The Fayette Citizen-News Page

Wednesday, January 14, 2004

New look for PTC's west side is near

J. FRANK LYNCH
jflynch@thecitizennews.com

If Peachtree City’s chief planner has his way, in 20 years much of the city will look like the Ga. Highway 54 West corridor from Ga. Highway 74 to the Coweta County line.

Of course, if David Rast has his way, in 20 years that 1-mile stretch of highway won’t look anything like it does today.

Instead, the highway will have been transformed into a four-lane, landscaped boulevard, serving as the main gateway into the city from Coweta County and points west.

At night, dramatic lighting effects designed by Peachtree City-based Cooper Lighting will ignite the sky and illuminate a cable-supported cart path bridge stretching across the highway like Peachtree City’s own “Golden Gate,” connecting meandering pedestrian paths that will wind along both sides of the highway.

Motorists looking for Home Depot or the Peachtree City Tennis Center or one of a number of new upscale shops and restaurants in the village-type commercial buildings planned for the area will know where to turn, thanks to “monuments” placed at just three intersections allowed along the stretch of highway.
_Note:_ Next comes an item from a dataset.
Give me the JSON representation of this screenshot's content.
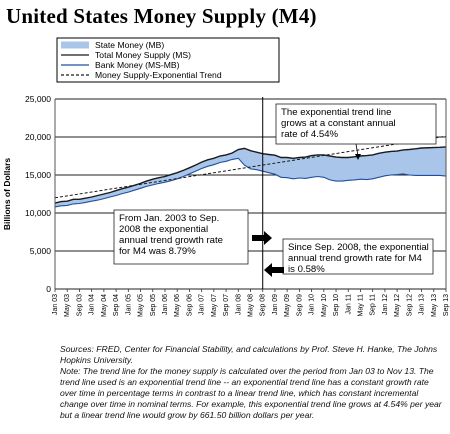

Rast, who has spent two years working on the Westside Overlay District design guidelines with a citizen’s advisory panel, believes the end result along Hwy. 54 will be so positive, the community will want to apply the same attention to detail to redevelopment efforts throughout the community as Peachtree City ages.

A final look at the working proposal will be offered in a public hearing on Thursday at 6 p.m. at City Hall. The City Council is scheduled to take up formal adoption of the guidelines later Thursday in the regular business meeting, starting at 7 p.m.

The Westside development plan, sometimes referred to as the “Gateway Project” or the “Westside LCI” project, was really made possible by support from the Atlanta Regional Commission, said Rast.

The ARC awarded the city more than $1 million in various grants over the past two years to conceive the plan, including a controversial $480,000 offer to build the bridge across Hwy. 54 near Wynnmeade that was quickly dubbed “the bridge to nowhere” by opponents.

Rast said a team from the ARC will be at Thursday’s public hearing to share their vision for LCI, or Livable Cities Initiative, a unique campaign to apply new, creative uses to old, ugly urban spaces throughout metro Atlanta.

The city’s planning commission gave its endorsement to the plan in November, after members expressed some concerns about whether the proposal was a little too heavy-handed.

The beauty of the project, Rast has said, lies in the fact that legally there is little the city can do to compel existing property owners to comply with the design controls, but most seem excited about the potential to improve their investments.

“We’re letting people know about it and finding out that there is very little opposition out there to this,” he said, acknowledging that property owners aren’t being forced into redevelopment right away.

Instead, the entire project, if completed as perceived by Rast and the ARC, will be a “work in progress” for several years to come.